Caricatura de José Lezama Lima (cortesía de Félix Guerra).
 

Otros apuntes no menos atendibles se ofrecen en Mi tío el empleado, de Ramón Mesa, y en Generales y doctores, de Carlos Loveira, sin excluir ese clásico de la ensayística: el Contrapunteo cubano del tabaco y el azúcar, de Fernando Ortiz; además de las magistrales referencias culinarias de Alejo Carpentier en Concierto barroco y El reino de este mundo.

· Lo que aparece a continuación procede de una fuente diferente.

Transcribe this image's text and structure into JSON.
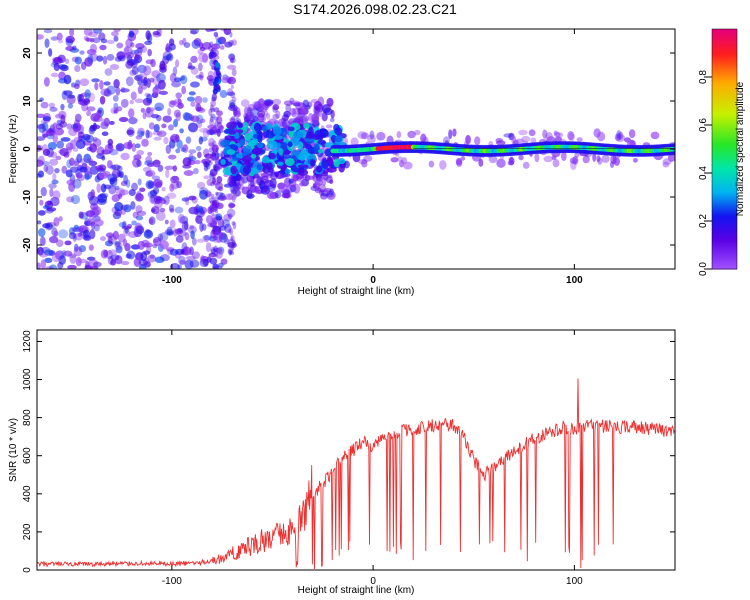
{
  "title": "S174.2026.098.02.23.C21",
  "chart_data": [
    {
      "type": "heatmap",
      "xlabel": "Height of straight line (km)",
      "ylabel": "Frequency (Hz)",
      "xlim": [
        -167,
        150
      ],
      "ylim": [
        -25,
        25
      ],
      "xticks": [
        -100,
        0,
        100
      ],
      "yticks": [
        -20,
        -10,
        0,
        10,
        20
      ],
      "ridge": {
        "description_points": [
          {
            "x": -78,
            "y": 14,
            "v": 0.25
          },
          {
            "x": -70,
            "y": -2,
            "v": 0.3
          },
          {
            "x": -60,
            "y": -1,
            "v": 0.3
          },
          {
            "x": -40,
            "y": 0,
            "v": 0.35
          },
          {
            "x": -20,
            "y": 1,
            "v": 0.45
          },
          {
            "x": -5,
            "y": 0.5,
            "v": 0.55
          },
          {
            "x": 10,
            "y": 0,
            "v": 0.95
          },
          {
            "x": 40,
            "y": 0,
            "v": 0.5
          },
          {
            "x": 100,
            "y": 0.5,
            "v": 0.55
          },
          {
            "x": 150,
            "y": 0.5,
            "v": 0.5
          }
        ]
      },
      "colorbar": {
        "label": "Normalized spectral amplitude",
        "ticks": [
          0.0,
          0.2,
          0.4,
          0.6,
          0.8
        ],
        "tick_labels": [
          "0.0",
          "0.2",
          "0.4",
          "0.6",
          "0.8"
        ],
        "range": [
          0,
          1
        ]
      }
    },
    {
      "type": "line",
      "xlabel": "Height of straight line (km)",
      "ylabel": "SNR (10 * v/v)",
      "xlim": [
        -167,
        150
      ],
      "ylim": [
        0,
        1260
      ],
      "xticks": [
        -100,
        0,
        100
      ],
      "yticks": [
        0,
        200,
        400,
        600,
        800,
        1000,
        1200
      ],
      "series": [
        {
          "name": "SNR",
          "color": "#ee3030",
          "x": [
            -167,
            -140,
            -120,
            -100,
            -85,
            -75,
            -65,
            -55,
            -45,
            -35,
            -30,
            -25,
            -20,
            -15,
            -10,
            -5,
            0,
            5,
            10,
            20,
            30,
            40,
            45,
            50,
            55,
            60,
            70,
            80,
            90,
            95,
            100,
            105,
            110,
            120,
            130,
            140,
            150
          ],
          "y": [
            30,
            30,
            35,
            30,
            40,
            60,
            110,
            150,
            190,
            250,
            400,
            450,
            520,
            600,
            630,
            670,
            640,
            700,
            720,
            740,
            760,
            760,
            700,
            580,
            500,
            540,
            620,
            690,
            730,
            750,
            740,
            760,
            760,
            750,
            750,
            740,
            720
          ]
        }
      ]
    }
  ]
}
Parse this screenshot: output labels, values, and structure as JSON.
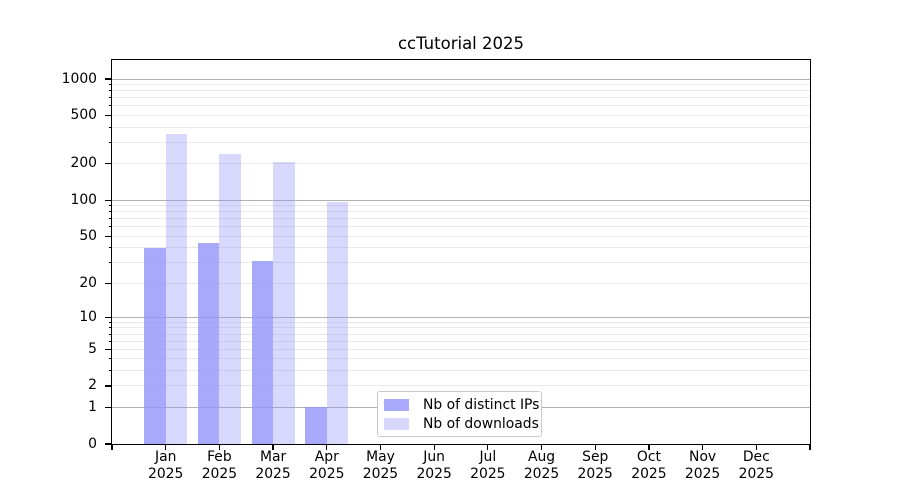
{
  "figure": {
    "title": "ccTutorial 2025"
  },
  "chart_data": {
    "type": "bar",
    "title": "ccTutorial 2025",
    "x_categories": [
      "Jan",
      "Feb",
      "Mar",
      "Apr",
      "May",
      "Jun",
      "Jul",
      "Aug",
      "Sep",
      "Oct",
      "Nov",
      "Dec"
    ],
    "x_year_label": "2025",
    "series": [
      {
        "name": "Nb of distinct IPs",
        "color": "#9696FA",
        "alpha": 0.82,
        "values": [
          40,
          44,
          31,
          1,
          0,
          0,
          0,
          0,
          0,
          0,
          0,
          0
        ]
      },
      {
        "name": "Nb of downloads",
        "color": "#9696FA",
        "alpha": 0.37,
        "values": [
          355,
          240,
          208,
          96,
          0,
          0,
          0,
          0,
          0,
          0,
          0,
          0
        ]
      }
    ],
    "yscale": "log1p",
    "ylim": [
      0,
      1434
    ],
    "y_labeled_ticks": [
      0,
      1,
      2,
      5,
      10,
      20,
      50,
      100,
      200,
      500,
      1000
    ],
    "y_major_gridlines": [
      1,
      10,
      100,
      1000
    ],
    "grid": true,
    "legend_position": "lower center",
    "colors": {
      "major_grid": "#b2b2b2",
      "minor_grid": "#e9e9e9",
      "axis": "#000000",
      "text": "#000000",
      "legend_border": "#c9c9c9",
      "background": "#ffffff"
    }
  }
}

Estas y otras obras aportan una memoria escrita de alto valor cultural.
Otro exponente de obligada referencia en la expresión del acto de comer en Cuba, es nuestro poeta nacional, Nicolás Guillén, que con gran simpatía aporta versos inolvidables en su poema «Epístola», en La paloma de vuelo popular:

Perdonad al poeta
desdoblado en gastrónomo... Mas quiero
que me digáis si allá (junto al puchero,
la fabada tal vez o la munyeta),
lograsteis decorar vuestros manteles
con blanco arroz y oscuro picadillo,
orondos huevos fritos con tomate,
el solemne aguacate
y el rubicundo plátano amarillo.
¿O por ser más sencillo,
el chicharrón de puerco con su masa,
dándole el brazo al siboney casabe
la mesa presidió de vuestra casa?
Y del bronco lechón el frágil cuero
dorado en púa ¿no alumbró algún día
bajo esos puros cielos españoles
el amable ostracismo? ¿Hallar pudisteis,
tal vez al cabo de mortal porfía,
en olas navegando,
en rubias olas de cerveza fría,
nuestros negros frijoles,
para los cuales toda gula es poca,
gordo tasajo y cristalina yuca,
de esa que llaman en Brasil mandioca?
El maíz, oro fino
en sagradas pepitas,
quizá vuestros ayunos
a perturbar con su riqueza vino.
El quimbombó africano,
cuya baba el limón corta y detiene,
¿no os suscitó el cubano
guiso de camarones,
o la tibia ensalada,
ante la cual espárragos ebúrneos,
según doctos varones,
según doctos varones en cocina,
según doctos varones no son nada?
Veo el arroz con pollo,
que es a la vez hispánico y criollo,
del cual es prima hermana
la famosa paella valenciana.
No me llaméis bellaco
si os hablo del ajiaco,
del cilíndrico ñame poderoso,
del boniato pastoso,
o de la calabaza femenina
y el fufú montañoso.
¡Basta! Os recuerdo el postre. Para eso
no más que el blanco queso,
el blanco queso que el montuno alaba,
en pareja con cascos de guayaba.
Y al final, buen remate a tanto diente,
una taza pequeña
de café carretero y bien caliente.

   

Después de este fugaz y deleitoso recorrido por la literatura en Cuba, en aras de buscar sus nexos con el acto alimentario, queda la invitación para continuar explorando y descubriendo la ofrenda gastronómica —implícita y explícita— que atesora, por siempre y para siempre, la vasta obra intelectual de la cultura cubana.

* Miembros de la Junta Directiva Nacional de CUBASOLAR.